In den sofort erscheinenden Stellungnahmen der Gruenen, der SPOe, der
Mietervereingung, des OeVP-Mieterbundes etc haben ploetzlich von Anfang an
alle diese Umruestung abgelehnt. Gerade von Wiener Wohnen kam ueberhaupt
kein Zeichen des Widerstandes, im Gegenteil: mit Hinweis auf die
Gesetzeskraft wurde bereits begonnen, die Umruestung bei fast allen
Gemeindebauten in Auftrag zu geben.

Die Freude soll allerdings den Blick nicht auf folgende Tatsache verstellen:
es stehen Milliardenprofite auf dem Spiel. Daher werden vor allem die Werbe-
und privaten Zustellerfirmen nicht locker lassen.

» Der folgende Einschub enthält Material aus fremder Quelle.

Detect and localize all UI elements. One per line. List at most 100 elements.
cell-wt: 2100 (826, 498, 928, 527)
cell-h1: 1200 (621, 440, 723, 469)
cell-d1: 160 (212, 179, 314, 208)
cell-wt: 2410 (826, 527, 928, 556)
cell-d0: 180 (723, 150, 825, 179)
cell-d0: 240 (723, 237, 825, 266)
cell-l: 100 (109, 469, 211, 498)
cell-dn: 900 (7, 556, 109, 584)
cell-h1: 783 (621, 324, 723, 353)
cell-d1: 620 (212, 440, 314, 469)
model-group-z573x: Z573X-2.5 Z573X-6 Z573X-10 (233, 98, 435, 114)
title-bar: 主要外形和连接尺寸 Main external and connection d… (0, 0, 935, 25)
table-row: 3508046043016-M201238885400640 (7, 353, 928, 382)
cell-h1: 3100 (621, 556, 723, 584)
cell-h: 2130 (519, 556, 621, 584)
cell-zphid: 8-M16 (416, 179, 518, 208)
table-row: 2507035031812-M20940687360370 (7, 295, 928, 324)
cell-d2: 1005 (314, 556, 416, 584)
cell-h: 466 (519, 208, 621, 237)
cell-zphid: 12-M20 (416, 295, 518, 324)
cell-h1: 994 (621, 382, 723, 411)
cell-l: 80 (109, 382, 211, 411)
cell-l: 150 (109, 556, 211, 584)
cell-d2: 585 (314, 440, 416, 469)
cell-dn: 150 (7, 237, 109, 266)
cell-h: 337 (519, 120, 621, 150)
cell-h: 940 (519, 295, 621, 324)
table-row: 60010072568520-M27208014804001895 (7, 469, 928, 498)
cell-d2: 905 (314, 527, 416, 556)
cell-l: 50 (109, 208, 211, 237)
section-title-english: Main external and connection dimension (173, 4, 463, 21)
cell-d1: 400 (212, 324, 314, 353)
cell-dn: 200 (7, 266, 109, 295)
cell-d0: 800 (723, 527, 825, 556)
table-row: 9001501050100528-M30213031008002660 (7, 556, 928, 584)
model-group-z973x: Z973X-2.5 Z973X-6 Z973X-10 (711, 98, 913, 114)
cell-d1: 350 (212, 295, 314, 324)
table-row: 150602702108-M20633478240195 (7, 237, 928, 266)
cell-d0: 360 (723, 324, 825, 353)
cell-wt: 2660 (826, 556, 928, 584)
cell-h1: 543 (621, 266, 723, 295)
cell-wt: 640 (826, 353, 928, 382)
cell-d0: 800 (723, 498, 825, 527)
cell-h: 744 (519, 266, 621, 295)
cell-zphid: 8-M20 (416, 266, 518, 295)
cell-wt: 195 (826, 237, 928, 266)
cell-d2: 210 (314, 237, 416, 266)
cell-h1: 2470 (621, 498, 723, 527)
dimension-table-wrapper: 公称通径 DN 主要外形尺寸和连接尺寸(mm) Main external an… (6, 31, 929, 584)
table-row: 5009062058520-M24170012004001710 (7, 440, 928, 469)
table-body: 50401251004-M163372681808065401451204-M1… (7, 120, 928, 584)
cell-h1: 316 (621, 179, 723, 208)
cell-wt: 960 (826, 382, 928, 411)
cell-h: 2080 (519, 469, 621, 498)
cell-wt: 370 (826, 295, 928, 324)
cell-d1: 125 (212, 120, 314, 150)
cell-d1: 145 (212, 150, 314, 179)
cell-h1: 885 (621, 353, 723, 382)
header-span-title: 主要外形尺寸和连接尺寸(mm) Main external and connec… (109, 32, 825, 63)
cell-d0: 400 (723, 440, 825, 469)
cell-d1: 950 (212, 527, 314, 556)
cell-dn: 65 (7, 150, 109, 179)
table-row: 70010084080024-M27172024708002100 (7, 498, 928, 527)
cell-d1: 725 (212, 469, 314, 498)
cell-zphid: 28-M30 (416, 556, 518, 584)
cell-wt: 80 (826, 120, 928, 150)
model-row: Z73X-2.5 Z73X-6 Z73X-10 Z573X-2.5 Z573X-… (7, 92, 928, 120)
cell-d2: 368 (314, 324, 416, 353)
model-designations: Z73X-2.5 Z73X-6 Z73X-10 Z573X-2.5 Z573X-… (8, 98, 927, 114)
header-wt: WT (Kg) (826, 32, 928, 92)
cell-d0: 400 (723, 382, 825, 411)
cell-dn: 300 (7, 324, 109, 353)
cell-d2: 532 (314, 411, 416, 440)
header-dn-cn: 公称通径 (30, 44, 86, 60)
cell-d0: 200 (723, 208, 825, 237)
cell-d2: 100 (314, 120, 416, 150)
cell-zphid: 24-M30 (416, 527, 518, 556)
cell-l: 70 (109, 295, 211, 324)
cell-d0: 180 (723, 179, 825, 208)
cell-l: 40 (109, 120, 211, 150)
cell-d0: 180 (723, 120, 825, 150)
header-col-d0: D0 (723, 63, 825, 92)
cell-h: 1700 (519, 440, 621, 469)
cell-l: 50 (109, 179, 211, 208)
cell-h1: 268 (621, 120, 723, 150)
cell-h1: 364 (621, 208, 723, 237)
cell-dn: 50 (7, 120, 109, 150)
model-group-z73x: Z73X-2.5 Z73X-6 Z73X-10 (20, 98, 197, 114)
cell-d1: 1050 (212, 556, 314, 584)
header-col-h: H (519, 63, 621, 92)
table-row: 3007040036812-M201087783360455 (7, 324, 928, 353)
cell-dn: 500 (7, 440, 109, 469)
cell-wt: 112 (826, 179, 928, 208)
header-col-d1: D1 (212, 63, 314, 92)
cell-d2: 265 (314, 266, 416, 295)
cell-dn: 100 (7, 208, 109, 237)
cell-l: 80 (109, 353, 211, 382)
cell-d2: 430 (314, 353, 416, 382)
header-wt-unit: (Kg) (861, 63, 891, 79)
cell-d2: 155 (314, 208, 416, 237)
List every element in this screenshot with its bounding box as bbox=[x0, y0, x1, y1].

Sie werden jetzt wohl den
Weg der Klage gegen einzelne HauseigentuemerInnen gehen, weil sie die
EU-Richtlinie nicht durchgefuehrt haben und sie keinen Zugang zu den (alten)
Briefkaesten fuer ihre Werbematerialien haben. Wir muessen uns auch darueber
im klaren sein, dass diese VfGH-Entscheidung reichlich spaet kommt und die
meisten HauseigentuemerInnen die Umruestung der Postkaesten bereits
durchgefuehrt haben.

Die zweite Sache ist aber die, dass die bisherigen Kosten der Umruestung
ersetzt werden muessen. Und da ist wohl die Bundesregierung gefragt.

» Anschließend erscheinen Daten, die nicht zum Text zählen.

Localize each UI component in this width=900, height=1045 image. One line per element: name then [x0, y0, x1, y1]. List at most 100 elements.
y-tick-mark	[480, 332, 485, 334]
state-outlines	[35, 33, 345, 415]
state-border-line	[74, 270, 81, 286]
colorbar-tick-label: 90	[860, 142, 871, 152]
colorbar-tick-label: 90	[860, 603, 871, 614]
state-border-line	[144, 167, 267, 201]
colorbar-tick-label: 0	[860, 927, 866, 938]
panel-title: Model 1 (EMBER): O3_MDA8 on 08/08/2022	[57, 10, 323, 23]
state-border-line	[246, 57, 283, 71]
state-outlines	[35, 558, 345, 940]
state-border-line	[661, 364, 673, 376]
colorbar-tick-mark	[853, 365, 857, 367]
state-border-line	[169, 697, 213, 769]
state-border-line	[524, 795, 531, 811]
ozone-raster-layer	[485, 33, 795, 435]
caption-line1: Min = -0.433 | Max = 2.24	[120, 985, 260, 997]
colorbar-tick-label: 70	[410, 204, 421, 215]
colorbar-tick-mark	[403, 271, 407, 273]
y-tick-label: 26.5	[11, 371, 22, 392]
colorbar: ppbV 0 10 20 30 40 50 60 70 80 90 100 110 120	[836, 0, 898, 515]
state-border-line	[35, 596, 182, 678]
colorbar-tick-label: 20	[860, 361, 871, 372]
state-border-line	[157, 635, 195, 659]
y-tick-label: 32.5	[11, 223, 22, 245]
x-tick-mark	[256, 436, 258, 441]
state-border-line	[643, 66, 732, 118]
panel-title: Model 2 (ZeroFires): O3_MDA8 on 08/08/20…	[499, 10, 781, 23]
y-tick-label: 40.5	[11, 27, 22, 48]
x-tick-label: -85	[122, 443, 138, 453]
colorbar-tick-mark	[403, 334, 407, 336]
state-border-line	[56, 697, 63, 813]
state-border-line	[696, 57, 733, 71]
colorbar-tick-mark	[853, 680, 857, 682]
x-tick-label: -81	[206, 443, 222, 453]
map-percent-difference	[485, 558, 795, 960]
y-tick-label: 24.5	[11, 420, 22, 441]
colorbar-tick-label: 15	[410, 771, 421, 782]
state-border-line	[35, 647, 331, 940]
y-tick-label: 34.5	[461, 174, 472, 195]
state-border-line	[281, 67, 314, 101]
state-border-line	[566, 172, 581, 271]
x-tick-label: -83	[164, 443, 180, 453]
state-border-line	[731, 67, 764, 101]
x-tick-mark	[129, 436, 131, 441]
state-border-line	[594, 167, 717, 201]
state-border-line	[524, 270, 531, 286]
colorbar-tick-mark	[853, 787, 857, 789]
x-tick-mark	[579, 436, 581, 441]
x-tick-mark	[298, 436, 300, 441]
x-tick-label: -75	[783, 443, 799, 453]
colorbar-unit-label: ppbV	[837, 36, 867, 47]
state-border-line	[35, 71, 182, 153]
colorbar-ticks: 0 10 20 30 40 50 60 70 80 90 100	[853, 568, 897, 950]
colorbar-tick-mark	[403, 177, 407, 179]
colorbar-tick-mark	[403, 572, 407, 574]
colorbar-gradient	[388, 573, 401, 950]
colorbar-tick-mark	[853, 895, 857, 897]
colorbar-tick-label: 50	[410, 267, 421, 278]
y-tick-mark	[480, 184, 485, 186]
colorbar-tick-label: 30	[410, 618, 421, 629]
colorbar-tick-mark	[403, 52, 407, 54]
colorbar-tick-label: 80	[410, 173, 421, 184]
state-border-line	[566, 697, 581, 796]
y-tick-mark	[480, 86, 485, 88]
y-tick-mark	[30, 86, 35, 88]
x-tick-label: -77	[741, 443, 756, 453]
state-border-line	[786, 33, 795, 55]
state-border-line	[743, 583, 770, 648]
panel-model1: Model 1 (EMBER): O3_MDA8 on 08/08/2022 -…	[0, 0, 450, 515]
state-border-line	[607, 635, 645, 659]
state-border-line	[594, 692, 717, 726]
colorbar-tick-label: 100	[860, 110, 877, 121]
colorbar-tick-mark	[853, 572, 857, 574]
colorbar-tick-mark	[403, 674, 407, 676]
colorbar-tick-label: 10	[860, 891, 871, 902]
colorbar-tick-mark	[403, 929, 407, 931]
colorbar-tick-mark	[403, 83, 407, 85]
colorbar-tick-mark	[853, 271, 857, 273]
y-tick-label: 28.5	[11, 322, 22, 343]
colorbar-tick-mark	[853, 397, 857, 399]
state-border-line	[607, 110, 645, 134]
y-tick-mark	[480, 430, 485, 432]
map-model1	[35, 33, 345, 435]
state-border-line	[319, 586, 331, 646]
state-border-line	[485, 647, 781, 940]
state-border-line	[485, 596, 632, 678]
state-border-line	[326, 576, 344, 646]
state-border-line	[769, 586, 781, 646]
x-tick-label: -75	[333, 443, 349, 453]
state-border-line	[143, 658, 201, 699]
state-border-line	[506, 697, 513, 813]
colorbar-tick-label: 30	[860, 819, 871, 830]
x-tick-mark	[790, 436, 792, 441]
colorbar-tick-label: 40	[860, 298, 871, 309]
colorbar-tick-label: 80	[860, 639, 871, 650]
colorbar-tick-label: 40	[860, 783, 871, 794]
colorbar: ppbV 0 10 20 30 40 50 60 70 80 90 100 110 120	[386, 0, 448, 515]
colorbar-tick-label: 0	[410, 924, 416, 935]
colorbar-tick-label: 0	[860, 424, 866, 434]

Entweder es gelingt ihr, die Umruestungskosten auf die tatsaechlich davon
Profitierenden zu ueberwaelzen oder man muss sich tatsaechlich eine
Haftungklage gegen den zustaendigen Ministers, Hubert Gorbach, ueberlegen.

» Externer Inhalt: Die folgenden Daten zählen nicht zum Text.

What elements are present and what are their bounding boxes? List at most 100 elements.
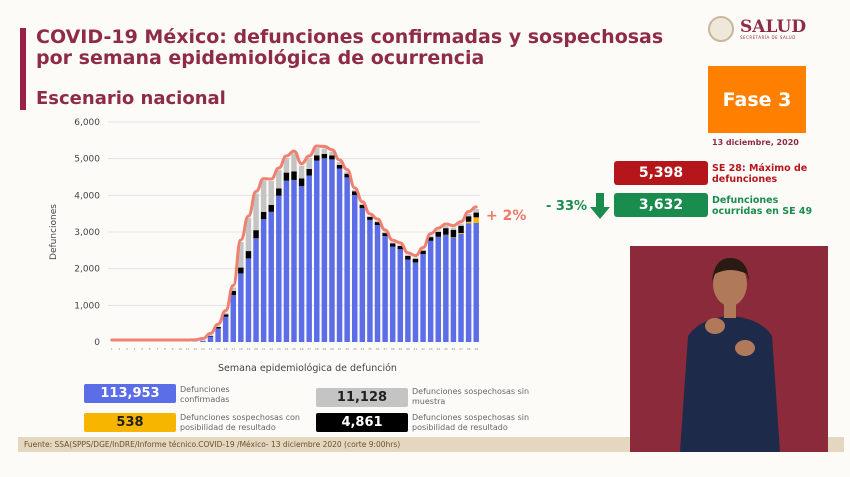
phase-badge: Fase 3 [708,66,806,133]
trend-label: + 2% [486,208,527,224]
x-tick-label: 26 [300,347,304,351]
x-tick-label: 44 [436,347,440,351]
bar-segment [253,238,259,342]
bar-segment [321,148,328,154]
x-tick-label: 8 [164,347,166,351]
title-line-1: COVID-19 México: defunciones confirmadas… [36,26,664,48]
bar-segment [352,189,358,192]
bar-segment [329,159,335,342]
x-tick-label: 36 [376,347,380,351]
bar-segment [374,221,381,223]
bar-segment [397,245,404,250]
x-tick-label: 19 [247,347,251,351]
y-tick-label: 5,000 [74,155,100,165]
x-tick-label: 41 [414,347,418,351]
y-axis-label: Defunciones [49,204,59,260]
bar-segment [314,155,320,161]
x-tick-label: 34 [360,347,364,351]
bar-segment [344,177,350,342]
bar-segment [420,254,426,342]
x-tick-label: 29 [322,347,326,351]
x-tick-label: 1 [111,347,113,351]
legend-confirmed-label: Defunciones confirmadas [180,385,230,404]
x-tick-label: 4 [134,347,136,351]
legend-no-possible-label: Defunciones sospechosas sin posibilidad … [412,413,530,432]
bar-segment [435,230,441,232]
bar-segment [336,168,343,342]
bar-segment [389,243,396,247]
max-value-box: 5,398 [614,161,708,185]
subtitle: Escenario nacional [36,88,226,109]
current-value-box: 3,632 [614,193,708,217]
bar-segment [276,170,282,189]
bar-segment [336,164,343,169]
bar-segment [359,204,366,209]
x-tick-label: 32 [345,347,349,351]
x-tick-label: 10 [178,347,182,351]
bar-segment [382,233,388,237]
bar-segment [359,203,366,205]
bar-segment [443,225,449,229]
x-tick-label: 18 [239,347,243,351]
x-tick-label: 39 [398,347,402,351]
legend-no-sample-value: 11,128 [316,388,408,407]
bar-segment [420,249,426,251]
bar-segment [344,173,350,178]
bar-segment [427,240,434,342]
bar-segment [435,232,441,237]
x-tick-label: 16 [224,347,228,351]
x-tick-label: 5 [141,347,143,351]
x-tick-label: 48 [467,347,471,351]
bar-segment [382,236,388,342]
page-title: COVID-19 México: defunciones confirmadas… [36,27,663,69]
bar-segment [473,217,479,223]
bar-segment [367,219,373,342]
bar-segment [465,221,472,224]
bar-segment [352,194,358,342]
bar-segment [465,223,472,342]
bar-segment [306,157,312,169]
bar-segment [405,255,411,260]
total-curve [110,144,478,342]
bar-segment [222,316,229,342]
current-label: Defunciones ocurridas en SE 49 [712,195,813,217]
bar-segment [329,151,335,156]
legend-confirmed-value: 113,953 [84,384,176,403]
bar-segment [314,160,320,342]
x-tick-label: 22 [269,347,273,351]
logo-text: SALUD [740,16,807,37]
bar-segment [268,211,274,342]
bar-segment [276,188,282,196]
bar-segment [443,228,449,235]
bar-segment [283,180,290,342]
bar-segment [473,222,479,342]
x-tick-label: 20 [254,347,258,351]
x-tick-label: 42 [421,347,425,351]
interpreter-figure [680,258,780,452]
bar-segment [465,213,472,217]
y-tick-label: 1,000 [74,301,100,311]
report-date: 13 diciembre, 2020 [712,138,799,147]
x-tick-label: 21 [262,347,266,351]
bar-segment [215,328,221,342]
x-tick-label: 27 [307,347,311,351]
x-tick-label: 12 [193,347,197,351]
x-axis-label: Semana epidemiológica de defunción [218,363,397,374]
bar-segment [359,208,366,342]
y-tick-label: 4,000 [74,191,100,201]
bar-segment [435,236,441,342]
x-tick-label: 40 [406,347,410,351]
x-tick-label: 38 [391,347,395,351]
bar-segment [412,258,419,263]
bar-segment [215,326,221,329]
x-tick-label: 37 [383,347,387,351]
bar-segment [291,179,297,342]
x-tick-label: 6 [149,347,151,351]
bar-segment [450,229,457,238]
bar-segment [260,180,267,212]
bar-segment [321,158,328,342]
logo-sub: SECRETARÍA DE SALUD [740,34,796,40]
salud-logo: SALUD SECRETARÍA DE SALUD [708,16,806,42]
bar-segment [389,242,396,244]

Interessant in diesem Zusammenhang wird sicher auch sein, wie sich jetzt die
Gemeinde Wien, insbesonders aber WIENER WOHNEN verhalten wird. Bei 220.000
Wohnungen handelt es sich um die riesige Summe von rund 22 Millionen Euro,
die bei Sanierungsvorhaben vor allem von den davon betroffenen MieterInnen
fehlen wird. Fuer MieterInnen-Organisationen ist jetzt besonders bei
§-18-Verfahren (Mietzinserhoehungs-Verfahren im Zuge von
Sanierungsmassnahmen) zu ueberpruefen, ob diese Kosten in der
Mietzinsreserve verrechnet wurden. Wenn man den HauseigetnuemerInnen jetzt
dezidiert klarmacht, dass diese Kosten auf jeden Fall die
Hauptmietzinsreserve nicht reduzieren duerfen, dann werden auch die
EigentuemerInnen Interesse daran haben, dass die Kosten ersetzt werden.